Alors que la guerre au Moyen-Orient perturbe le transport aérien et bloque des milliers de voyageurs en correspondance, la question de la sécurité devient plus que jamais centrale pour les touristes. Plusieurs destinations apparaissent aujourd’hui comme des valeurs sûres pour voyager en 2026.
La guerre qui s’intensifie au Moyen-Orient ne bouleverse pas seulement l’équilibre géopolitique de la région : elle perturbe désormais fortement le transport aérien international. Entre fermetures d’espaces aériens, inquiétudes sécuritaires et décisions des compagnies, des milliers de voyageurs se retrouvent bloqués dans les aéroports, aussi bien au Moyen-Orient que dans le monde. Ces perturbations touchent particulièrement les passagers en correspondance : beaucoup de voyageurs en route vers l’Asie ou l’Afrique se retrouvent coincés lors d’escales dans les grands hubs européens ou du Golfe. Pendant les premiers jours de la guerre, 19 000 vols ont été annulés. Un nombre qui ne cesse de gonfler de jour en jour.
Les destinations du Moyen-Orient, habituellement très connectées au reste du monde, sont parmi les plus pénalisées. Des villes comme Tel-Aviv, Doha, Dubaï ou Riyad voient leur trafic réduit alors que plusieurs compagnies ont suspendu leurs liaisons. Parmi elles, figurent Ryanair, KLM, British Airways, Qatar Airways ou encore El Al, contraintes d’adapter leurs programmes de vols face aux risques liés au conflit. Les croisiéristes ont, eux aussi, stoppé certaines croisières aux abords de la région.
Les Pays-Bas : un pays sûr pour voyager
Si la situation est bien évidemment beaucoup plus préoccupante pour les populations locales, la guerre au Moyen-Orient rebat les cartes du voyage en 2026. De nombreux séjours prévus dans les prochains mois ont été annulés. Pour ceux qui s’apprêtaient à réserver leurs vacances, les pays envisagés sont remis en question, et la question sécuritaire est plus que jamais un facteur décisif dans le choix. Selon une étude d’Odoxa, 82% des français affirment que la sécurité joue un rôle important.

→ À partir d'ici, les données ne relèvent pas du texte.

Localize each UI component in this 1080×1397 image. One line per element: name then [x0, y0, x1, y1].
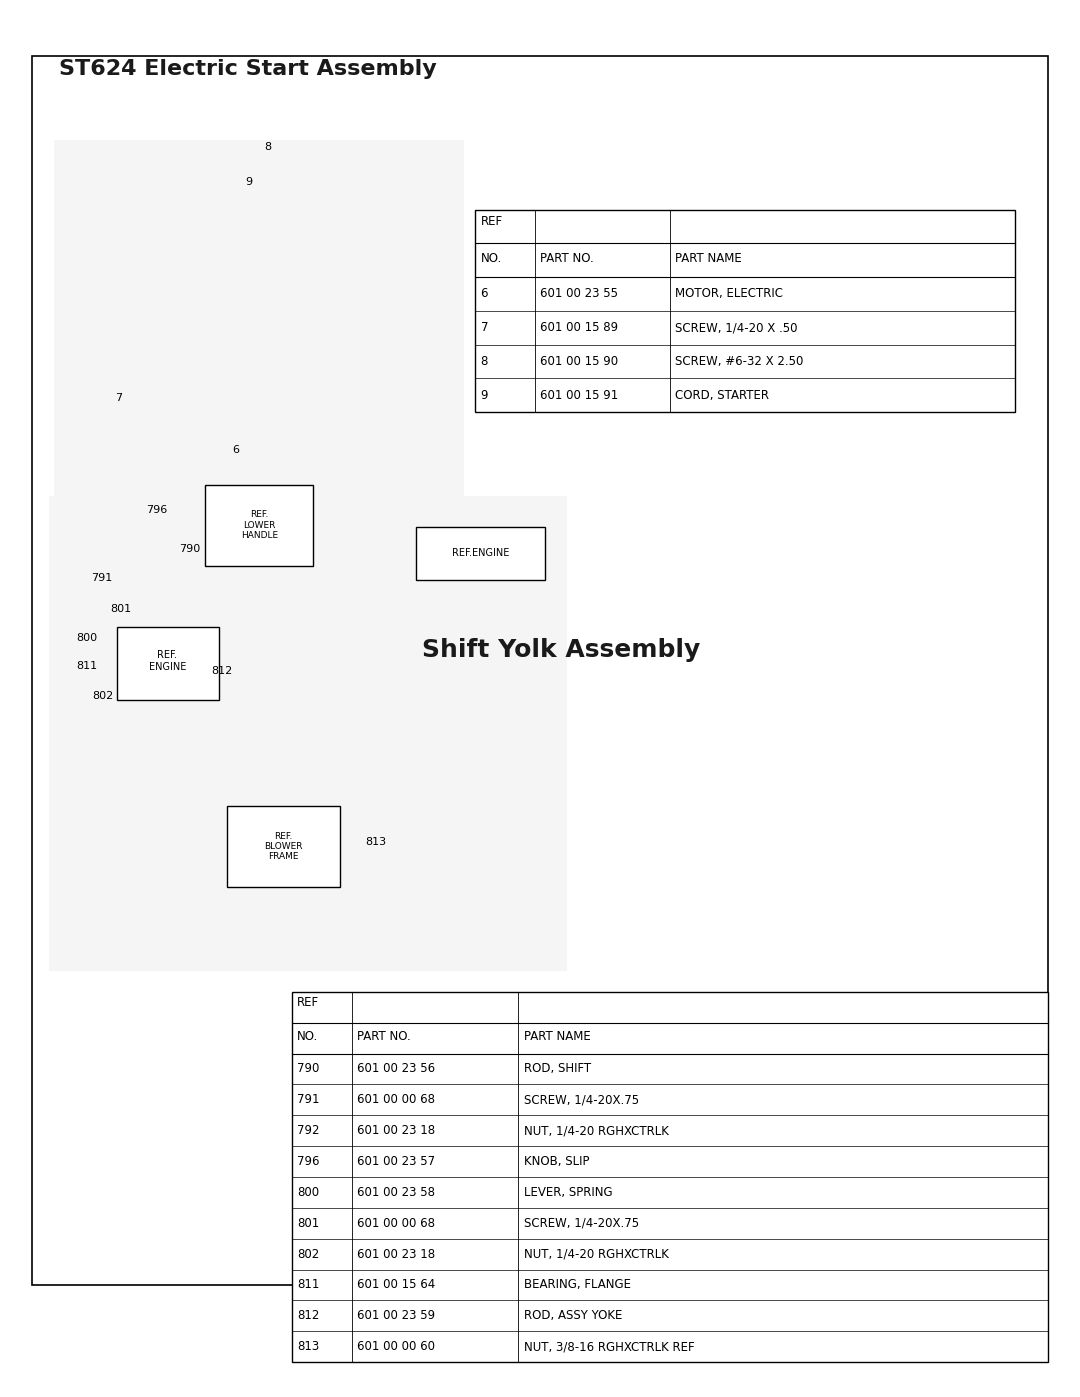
Text: 601 00 23 56: 601 00 23 56 — [357, 1063, 435, 1076]
Text: 6: 6 — [481, 288, 488, 300]
Text: PART NAME: PART NAME — [524, 1030, 591, 1044]
Text: 811: 811 — [297, 1278, 320, 1291]
Text: REF.
BLOWER
FRAME: REF. BLOWER FRAME — [264, 831, 302, 862]
Text: 800: 800 — [297, 1186, 319, 1199]
Text: CORD, STARTER: CORD, STARTER — [675, 388, 769, 402]
Text: 601 00 23 18: 601 00 23 18 — [357, 1248, 435, 1260]
Text: 601 00 00 60: 601 00 00 60 — [357, 1340, 435, 1354]
Bar — [49, 496, 567, 971]
Text: 792: 792 — [297, 1125, 320, 1137]
Text: 802: 802 — [92, 690, 113, 701]
Text: 802: 802 — [297, 1248, 320, 1260]
Text: REF.
ENGINE: REF. ENGINE — [149, 650, 186, 672]
Text: 9: 9 — [245, 176, 252, 187]
Text: Shift Yolk Assembly: Shift Yolk Assembly — [422, 637, 701, 662]
Text: 601 00 15 89: 601 00 15 89 — [540, 321, 618, 334]
Text: 801: 801 — [297, 1217, 320, 1229]
Text: 813: 813 — [365, 837, 387, 848]
Bar — [32, 56, 1048, 1285]
Text: REF: REF — [481, 215, 502, 228]
Text: LEVER, SPRING: LEVER, SPRING — [524, 1186, 612, 1199]
Text: NUT, 1/4-20 RGHXCTRLK: NUT, 1/4-20 RGHXCTRLK — [524, 1125, 669, 1137]
Text: REF: REF — [297, 996, 319, 1009]
Text: SCREW, 1/4-20X.75: SCREW, 1/4-20X.75 — [524, 1094, 639, 1106]
Text: 8: 8 — [481, 355, 488, 367]
Text: ROD, SHIFT: ROD, SHIFT — [524, 1063, 591, 1076]
Bar — [475, 210, 1015, 412]
Text: KNOB, SLIP: KNOB, SLIP — [524, 1155, 590, 1168]
FancyBboxPatch shape — [416, 527, 545, 580]
Bar — [292, 992, 1048, 1362]
Text: NO.: NO. — [481, 251, 502, 265]
Text: 7: 7 — [481, 321, 488, 334]
Text: 601 00 00 68: 601 00 00 68 — [357, 1217, 435, 1229]
Text: ST624 Electric Start Assembly: ST624 Electric Start Assembly — [59, 59, 437, 78]
Text: PART NO.: PART NO. — [357, 1030, 411, 1044]
FancyBboxPatch shape — [227, 806, 340, 887]
Text: 601 00 23 18: 601 00 23 18 — [357, 1125, 435, 1137]
FancyBboxPatch shape — [117, 627, 219, 700]
Text: 812: 812 — [297, 1309, 320, 1323]
Text: REF.ENGINE: REF.ENGINE — [451, 548, 510, 559]
Text: 601 00 00 68: 601 00 00 68 — [357, 1094, 435, 1106]
Text: NUT, 3/8-16 RGHXCTRLK REF: NUT, 3/8-16 RGHXCTRLK REF — [524, 1340, 694, 1354]
Text: 601 00 15 64: 601 00 15 64 — [357, 1278, 435, 1291]
Text: 9: 9 — [481, 388, 488, 402]
Text: 811: 811 — [76, 661, 97, 672]
Text: 601 00 23 59: 601 00 23 59 — [357, 1309, 435, 1323]
Text: 791: 791 — [91, 573, 112, 584]
FancyBboxPatch shape — [205, 485, 313, 566]
Text: 791: 791 — [297, 1094, 320, 1106]
Text: 812: 812 — [211, 665, 232, 676]
Text: NO.: NO. — [297, 1030, 319, 1044]
Text: SCREW, 1/4-20 X .50: SCREW, 1/4-20 X .50 — [675, 321, 797, 334]
Text: 7: 7 — [116, 393, 122, 404]
Text: 790: 790 — [179, 543, 201, 555]
Text: 790: 790 — [297, 1063, 320, 1076]
Text: 813: 813 — [297, 1340, 320, 1354]
Text: 601 00 23 57: 601 00 23 57 — [357, 1155, 435, 1168]
Bar — [54, 140, 464, 782]
Text: 8: 8 — [265, 141, 271, 152]
Text: 601 00 15 90: 601 00 15 90 — [540, 355, 618, 367]
Text: NUT, 1/4-20 RGHXCTRLK: NUT, 1/4-20 RGHXCTRLK — [524, 1248, 669, 1260]
Text: 601 00 23 58: 601 00 23 58 — [357, 1186, 435, 1199]
Text: ROD, ASSY YOKE: ROD, ASSY YOKE — [524, 1309, 622, 1323]
Text: 6: 6 — [232, 444, 239, 455]
Text: 801: 801 — [110, 604, 132, 615]
Text: REF.
LOWER
HANDLE: REF. LOWER HANDLE — [241, 510, 278, 541]
Text: 796: 796 — [297, 1155, 320, 1168]
Text: PART NAME: PART NAME — [675, 251, 742, 265]
Text: MOTOR, ELECTRIC: MOTOR, ELECTRIC — [675, 288, 783, 300]
Text: 796: 796 — [146, 504, 167, 515]
Text: 601 00 23 55: 601 00 23 55 — [540, 288, 618, 300]
Text: PART NO.: PART NO. — [540, 251, 594, 265]
Text: 601 00 15 91: 601 00 15 91 — [540, 388, 618, 402]
Text: 800: 800 — [76, 633, 97, 644]
Text: BEARING, FLANGE: BEARING, FLANGE — [524, 1278, 631, 1291]
Text: SCREW, #6-32 X 2.50: SCREW, #6-32 X 2.50 — [675, 355, 804, 367]
Text: SCREW, 1/4-20X.75: SCREW, 1/4-20X.75 — [524, 1217, 639, 1229]
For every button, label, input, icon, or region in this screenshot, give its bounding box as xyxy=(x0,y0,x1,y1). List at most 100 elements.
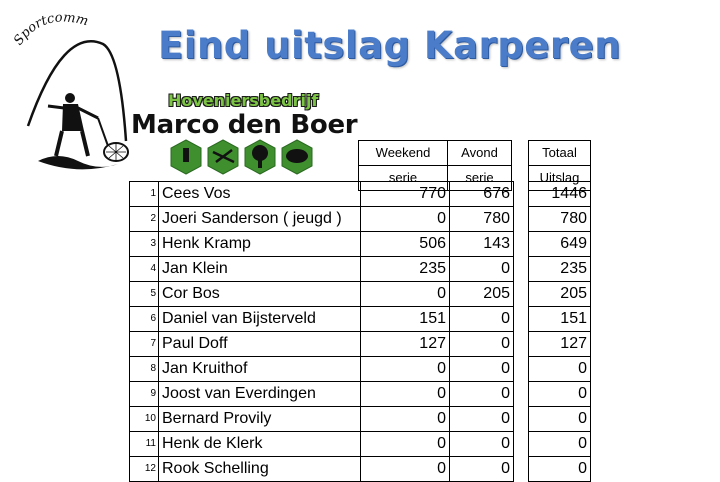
weekend-score: 0 xyxy=(360,381,450,407)
participant-name: Jan Klein xyxy=(158,256,361,282)
rank-cell: 10 xyxy=(129,406,159,432)
header-weekend: Weekend xyxy=(358,140,448,166)
table-row: 9 Joost van Everdingen 0 0 xyxy=(129,381,514,407)
angler-body xyxy=(62,104,84,131)
avond-score: 0 xyxy=(449,256,514,282)
results-table: 1 Cees Vos 770 676 2 Joeri Sanderson ( jeugd … xyxy=(129,181,514,482)
total-row: 780 xyxy=(528,206,591,232)
total-row: 1446 xyxy=(528,181,591,207)
weekend-score: 0 xyxy=(360,431,450,457)
avond-score: 780 xyxy=(449,206,514,232)
page-title: Eind uitslag Karperen xyxy=(158,24,622,67)
club-logo-textpath: Sportcommissie xyxy=(8,6,90,48)
total-score: 0 xyxy=(528,431,591,457)
table-row: 6 Daniel van Bijsterveld 151 0 xyxy=(129,306,514,332)
table-row: 12 Rook Schelling 0 0 xyxy=(129,456,514,482)
avond-score: 0 xyxy=(449,381,514,407)
fishing-rod xyxy=(26,40,128,142)
rank-cell: 1 xyxy=(129,181,159,207)
total-row: 0 xyxy=(528,431,591,457)
weekend-score: 0 xyxy=(360,356,450,382)
rank-cell: 12 xyxy=(129,456,159,482)
total-row: 235 xyxy=(528,256,591,282)
header-totaal: Totaal xyxy=(528,140,591,166)
table-row: 5 Cor Bos 0 205 xyxy=(129,281,514,307)
rank-cell: 9 xyxy=(129,381,159,407)
rank-cell: 6 xyxy=(129,306,159,332)
participant-name: Paul Doff xyxy=(158,331,361,357)
total-row: 151 xyxy=(528,306,591,332)
avond-score: 143 xyxy=(449,231,514,257)
weekend-score: 0 xyxy=(360,281,450,307)
total-row: 0 xyxy=(528,406,591,432)
total-score: 0 xyxy=(528,456,591,482)
angler-head xyxy=(65,93,75,103)
rank-cell: 7 xyxy=(129,331,159,357)
total-score: 0 xyxy=(528,356,591,382)
sponsor-line1: Hoveniersbedrijf xyxy=(168,91,319,110)
total-row: 205 xyxy=(528,281,591,307)
total-row: 0 xyxy=(528,456,591,482)
table-row: 3 Henk Kramp 506 143 xyxy=(129,231,514,257)
weekend-score: 770 xyxy=(360,181,450,207)
participant-name: Joeri Sanderson ( jeugd ) xyxy=(158,206,361,232)
tree-icon xyxy=(252,145,268,161)
avond-score: 676 xyxy=(449,181,514,207)
rank-cell: 4 xyxy=(129,256,159,282)
weekend-score: 0 xyxy=(360,206,450,232)
total-score: 0 xyxy=(528,406,591,432)
participant-name: Bernard Provily xyxy=(158,406,361,432)
tree-trunk-icon xyxy=(258,158,262,168)
participant-name: Cor Bos xyxy=(158,281,361,307)
table-row: 10 Bernard Provily 0 0 xyxy=(129,406,514,432)
table-row: 11 Henk de Klerk 0 0 xyxy=(129,431,514,457)
weekend-score: 506 xyxy=(360,231,450,257)
weekend-score: 151 xyxy=(360,306,450,332)
rank-cell: 3 xyxy=(129,231,159,257)
rank-cell: 5 xyxy=(129,281,159,307)
participant-name: Rook Schelling xyxy=(158,456,361,482)
rank-cell: 11 xyxy=(129,431,159,457)
total-row: 0 xyxy=(528,381,591,407)
rank-cell: 2 xyxy=(129,206,159,232)
sponsor-name: Marco den Boer xyxy=(131,110,358,140)
club-logo-text: Sportcommissie xyxy=(8,6,90,48)
angler-logo: Sportcommissie xyxy=(8,6,129,170)
avond-score: 0 xyxy=(449,456,514,482)
angler-legs xyxy=(54,130,90,157)
sponsor-service-icons xyxy=(170,139,313,175)
total-score: 780 xyxy=(528,206,591,232)
participant-name: Daniel van Bijsterveld xyxy=(158,306,361,332)
participant-name: Jan Kruithof xyxy=(158,356,361,382)
shovel-icon xyxy=(183,148,189,162)
participant-name: Henk de Klerk xyxy=(158,431,361,457)
table-row: 1 Cees Vos 770 676 xyxy=(129,181,514,207)
table-row: 4 Jan Klein 235 0 xyxy=(129,256,514,282)
table-row: 2 Joeri Sanderson ( jeugd ) 0 780 xyxy=(129,206,514,232)
weekend-score: 127 xyxy=(360,331,450,357)
avond-score: 0 xyxy=(449,356,514,382)
header-avond: Avond xyxy=(447,140,512,166)
net-mesh xyxy=(106,143,126,161)
weekend-score: 235 xyxy=(360,256,450,282)
totals-table: 1446 780 649 235 205 151 127 0 0 0 0 0 xyxy=(528,181,591,482)
rank-cell: 8 xyxy=(129,356,159,382)
total-score: 127 xyxy=(528,331,591,357)
avond-score: 205 xyxy=(449,281,514,307)
participant-name: Cees Vos xyxy=(158,181,361,207)
total-score: 235 xyxy=(528,256,591,282)
total-row: 127 xyxy=(528,331,591,357)
shears-icon xyxy=(212,149,235,164)
total-score: 0 xyxy=(528,381,591,407)
avond-score: 0 xyxy=(449,406,514,432)
total-row: 0 xyxy=(528,356,591,382)
water-splash xyxy=(38,156,118,170)
totals-body: 1446 780 649 235 205 151 127 0 0 0 0 0 xyxy=(528,181,591,482)
results-body: 1 Cees Vos 770 676 2 Joeri Sanderson ( jeugd … xyxy=(129,181,514,482)
weekend-score: 0 xyxy=(360,406,450,432)
table-row: 8 Jan Kruithof 0 0 xyxy=(129,356,514,382)
angler-arms xyxy=(47,104,99,120)
net-handle xyxy=(97,117,109,147)
table-row: 7 Paul Doff 127 0 xyxy=(129,331,514,357)
total-score: 151 xyxy=(528,306,591,332)
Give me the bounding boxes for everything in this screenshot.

Chaque année, l’assureur Berkshire Hathaway Travel Protection publie un classement des pays les plus sûrs pour voyager. L’édition 2026, publiée fin 2025 avant la prise en compte des conflits, met pour autant largement en avant des destinations européennes, nord-américaines et d’Océanie. Ce classement repose sur les retours d’expérience de voyageurs ayant visité ces pays au cours des cinq dernières années, complétés par plusieurs indicateurs internationaux de sécurité. Les critères évaluent notamment la criminalité, les risques sanitaires, la stabilité politique et la sécurité pour différents profils de voyageurs.
En tête du classement, les Pays-Bas s’imposent comme la destination la plus sûre en 2026. Le pays a connu une progression spectaculaire, passant de la 14ème place l’année précédente à la première position. Les voyageurs soulignent la sécurité des villes, les bonnes infrastructures de santé et un environnement particulièrement accueillant pour tous les profils de visiteurs.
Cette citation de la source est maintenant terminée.